Japanese Buddhist treatise by Nichiren

Risshō Ankokuron (立正安国論) is a Japanese Buddhist treatise by the Kamakura-period monk Nichiren.

== Authorship, date, and title ==
Risshō Ankokuron was written by the monk Nichiren. It dates to the first year of Bun'ō (1260). Nichiren presented it as a petition to the regent (shikken) Hōjō Tokiyori, but it was ignored, and brought the anger of the authorities down on Nichiren.

The title Risshō Ankokuron translates to "On the establishment of right doctrine and peace of the nation", and is occasionally abbreviated to Ankokuron.

== Contents ==
The work consists of a single book in ten paragraphs. It takes the form of a dialogue between "a visitor" and "the master", and is written in kanbun (Classical Chinese).

It propounds the idea that placing one's faith in the Lotus Sutra protect the safety of the nation. Nichiren invokes the fear of natural disasters, famine and plague and quotes from a variety of Buddhist sutras to demonstrate that the reason for such problems is the failure of the sovereign to embrace the correct religious doctrine. He attacks the Pure Land school of Hōnen as a sinister cult (邪宗 jashū) and emphasizes the need to reject such false doctrines and place one's faith in the Lotus Sutra.

Nichiren also predicted a foreign invasion, a prediction which came true more than a decade later when Japan was invaded by the forces of Kublai Khan.

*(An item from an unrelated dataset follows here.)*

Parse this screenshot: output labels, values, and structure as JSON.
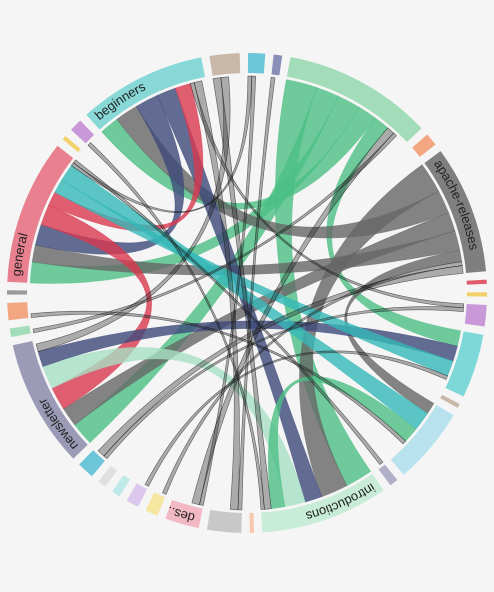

Endō Asai, in his article on the work for the Encyclopedia Nipponica remarks that because of its status as a polemic against the religious practices of the nation, it lacks an explanation of the causes that lead to its conclusions, and recommends reading it in combination with Shugo Kokkaron (守護国家論), which Nichiren had published the previous year.

== Textual tradition ==
A copy of the text in Nichiren's own hand, dating to 1269, is preserved in Hokekyō-ji in Ichikawa, Chiba.